L'opposition d'élus et d'habitants des communes d'Aubagne et de Cuges-les-Pins à la LGV Paca n'est pas nouvelle. Depuis le début, ils font valoir leurs craintes que celle-ci ne suscite un accroissement de nuisances et la perte de valeur de leurs biens. Réunis au sein du collectif "Tout Aubagne contre la LGV", ils martèlent leur désaccord autant de fois que possible au sein des instances de concertation qui se poursuivent jusqu'au 15 décembre. Rappelant que le choix du passage par le Pays d'Aubagne et de l'Étoile plutôt que par le Pays d'Aix ne relève pas de "l'utilité publique". Dès l'origine d'ailleurs, la majorité des élus locaux était opposée au choix du tracé, celui dite des Métropoles du Sud fait par le ministre en 2009.

Il faut dire que le Pays d'Aubagne et de l'Étoile est notamment concerné dans le dispositif LGV par le projet d'un long tunnel, dont le tracé reste encore à définir, mais qui paraît inévitable et qui pourrait bien déboucher là où il n'est pas le bienvenu.

Cette fois, les élus ont choisi de signer une lettre commune d'opposition au projet, transmise au préfet des Bouches-du-Rhône ainsi qu'aux financeurs des études.
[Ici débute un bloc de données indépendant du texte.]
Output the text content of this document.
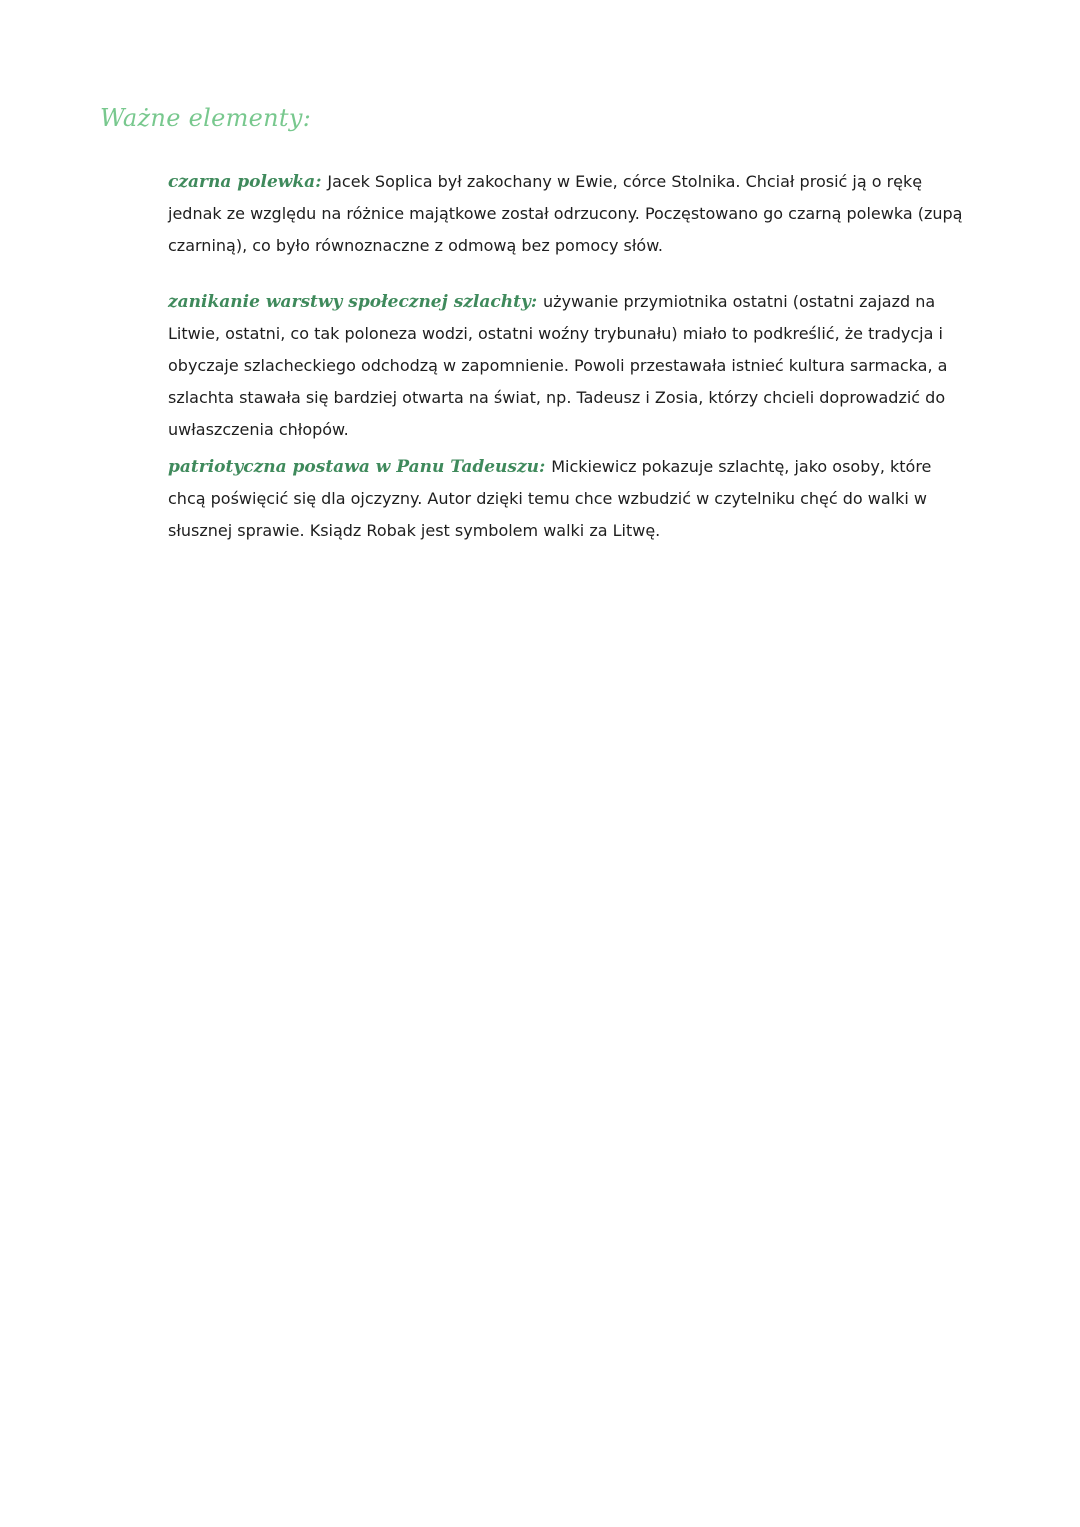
Ważne elementy:
czarna polewka: Jacek Soplica był zakochany w Ewie, córce Stolnika. Chciał prosić ją o rękę jednak ze względu na różnice majątkowe został odrzucony. Poczęstowano go czarną polewka (zupą czarniną), co było równoznaczne z odmową bez pomocy słów.
zanikanie warstwy społecznej szlachty: używanie przymiotnika ostatni (ostatni zajazd na Litwie, ostatni, co tak poloneza wodzi, ostatni woźny trybunału) miało to podkreślić, że tradycja i obyczaje szlacheckiego odchodzą w zapomnienie. Powoli przestawała istnieć kultura sarmacka, a szlachta stawała się bardziej otwarta na świat, np. Tadeusz i Zosia, którzy chcieli doprowadzić do uwłaszczenia chłopów.
patriotyczna postawa w Panu Tadeuszu: Mickiewicz pokazuje szlachtę, jako osoby, które chcą poświęcić się dla ojczyzny. Autor dzięki temu chce wzbudzić w czytelniku chęć do walki w słusznej sprawie. Ksiądz Robak jest symbolem walki za Litwę.
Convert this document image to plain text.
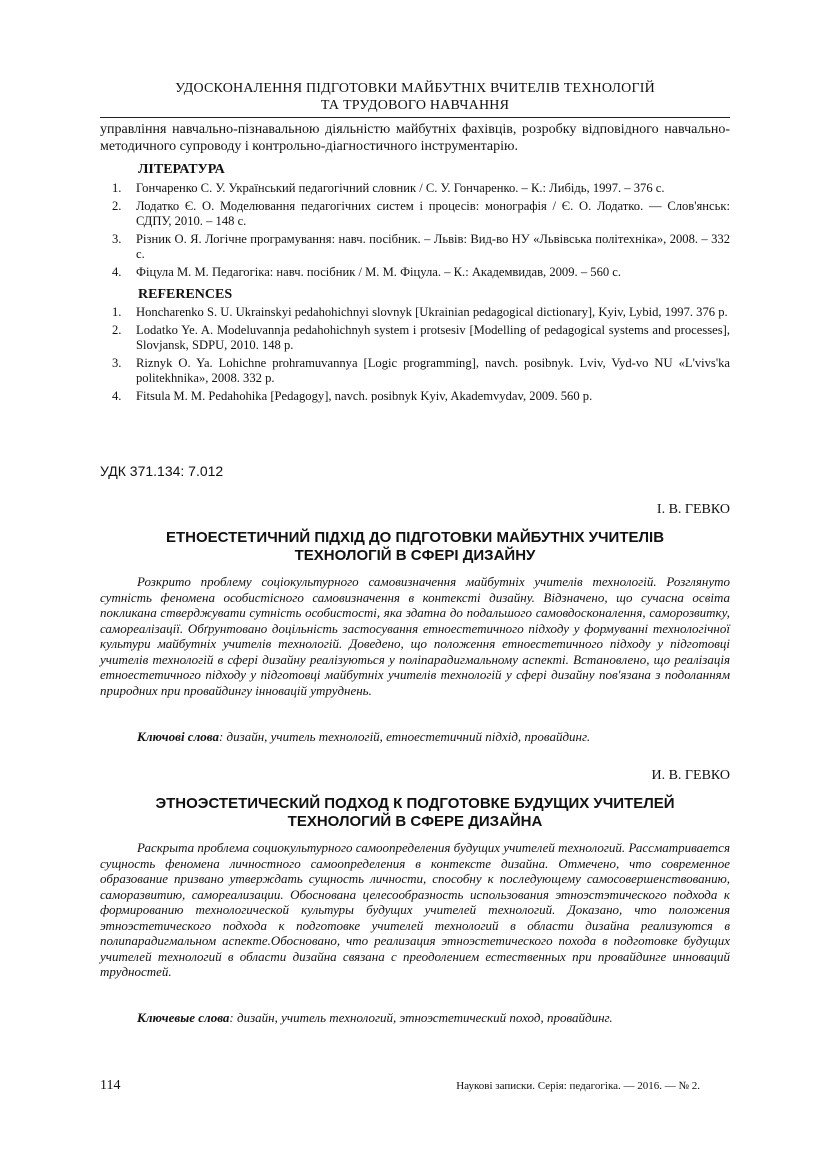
УДОСКОНАЛЕННЯ ПІДГОТОВКИ МАЙБУТНІХ ВЧИТЕЛІВ ТЕХНОЛОГІЙ
ТА ТРУДОВОГО НАВЧАННЯ
управління навчально-пізнавальною діяльністю майбутніх фахівців, розробку відповідного навчально-методичного супроводу і контрольно-діагностичного інструментарію.
ЛІТЕРАТУРА
1.	Гончаренко С. У. Український педагогічний словник / С. У. Гончаренко. – К.: Либідь, 1997. – 376 с.
2.	Лодатко Є. О. Моделювання педагогічних систем і процесів: монографія / Є. О. Лодатко. — Слов'янськ: СДПУ, 2010. – 148 с.
3.	Різник О. Я. Логічне програмування: навч. посібник. – Львів: Вид-во НУ «Львівська політехніка», 2008. – 332 с.
4.	Фіцула М. М. Педагогіка: навч. посібник / М. М. Фіцула. – К.: Академвидав, 2009. – 560 с.
REFERENCES
1.	Honcharenko S. U. Ukrainskyi pedahohichnyi slovnyk [Ukrainian pedagogical dictionary], Kyiv, Lybid, 1997. 376 p.
2.	Lodatko Ye. A. Modeluvannja pedahohichnyh system i protsesiv [Modelling of pedagogical systems and processes], Slovjansk, SDPU, 2010. 148 p.
3.	Riznyk O. Ya. Lohichne prohramuvannya [Logic programming], navch. posibnyk. Lviv, Vyd-vo NU «L'vivs'ka politekhnika», 2008. 332 p.
4.	Fitsula M. M. Pedahohika [Pedagogy], navch. posibnyk Kyiv, Akademvydav, 2009. 560 p.
УДК 371.134: 7.012
І. В. ГЕВКО
ЕТНОЕСТЕТИЧНИЙ ПІДХІД ДО ПІДГОТОВКИ МАЙБУТНІХ УЧИТЕЛІВ
ТЕХНОЛОГІЙ В СФЕРІ ДИЗАЙНУ
Розкрито проблему соціокультурного самовизначення майбутніх учителів технологій. Розглянуто сутність феномена особистісного самовизначення в контексті дизайну. Відзначено, що сучасна освіта покликана стверджувати сутність особистості, яка здатна до подальшого самовдосконалення, саморозвитку, самореалізації. Обґрунтовано доцільність застосування етноестетичного підходу у формуванні технологічної культури майбутніх учителів технологій. Доведено, що положення етноестетичного підходу у підготовці учителів технологій в сфері дизайну реалізуються у поліпарадигмальному аспекті. Встановлено, що реалізація етноестетичного підходу у підготовці майбутніх учителів технологій у сфері дизайну пов'язана з подоланням природних при провайдингу інновацій утруднень.
Ключові слова: дизайн, учитель технологій, етноестетичний підхід, провайдинг.
И. В. ГЕВКО
ЭТНОЭСТЕТИЧЕСКИЙ ПОДХОД К ПОДГОТОВКЕ БУДУЩИХ УЧИТЕЛЕЙ
ТЕХНОЛОГИЙ В СФЕРЕ ДИЗАЙНА
Раскрыта проблема социокультурного самоопределения будущих учителей технологий. Рассматривается сущность феномена личностного самоопределения в контексте дизайна. Отмечено, что современное образование призвано утверждать сущность личности, способну к последующему самосовершенствованию, саморазвитию, самореализации. Обоснована целесообразность использования этноэстэтического подхода к формированию технологической культуры будущих учителей технологий. Доказано, что положения этноэстетического подхода к подготовке учителей технологий в области дизайна реализуются в полипарадигмальном аспекте.Обосновано, что реализация этноэстетического похода в подготовке будущих учителей технологий в области дизайна связана с преодолением естественных при провайдинге инноваций трудностей.
Ключевые слова: дизайн, учитель технологий, этноэстетический поход, провайдинг.
114	Наукові записки. Серія: педагогіка. — 2016. — № 2.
Les maires d'Aubagne (Daniel Fontaine), de Cuges (Gilles Aicardi), de La Penne (Pierre Mingaud), de Roquefort La Bédoule (Jérôme Orgeas), de Gémenos (Roland Giberti), la présidente de l'Agglomération du pays d'Aubagne et de l'Etoile, Magali Giovannangeli, et le député de la 9ème circonscription de Marseille, Bernard Deflesselles, ont tenu à "réaffirmer unanimement et avec force notre opposition au tracé des Métropoles passant par Marseille, Aubagne et Toulon. Depuis le début, nous dénonçons ce tracé qui est le plus long, le plus cher et le plus destructeur pour les habitants, les entreprises et notre environnement. Tracé qui en outre peut mettre en péril les investissements du réseau TER indispensable à nos concitoyens."

Dans cette lettre, ils refusent également "en l'état les scénarios proposés par Réseau Ferré de France (RFF)" et demandent à l'État et aux collectivités financeurs du projet "de ne rien proposer, financer ou réaliser sans l'accord des élus et des habitants des territoires concernés".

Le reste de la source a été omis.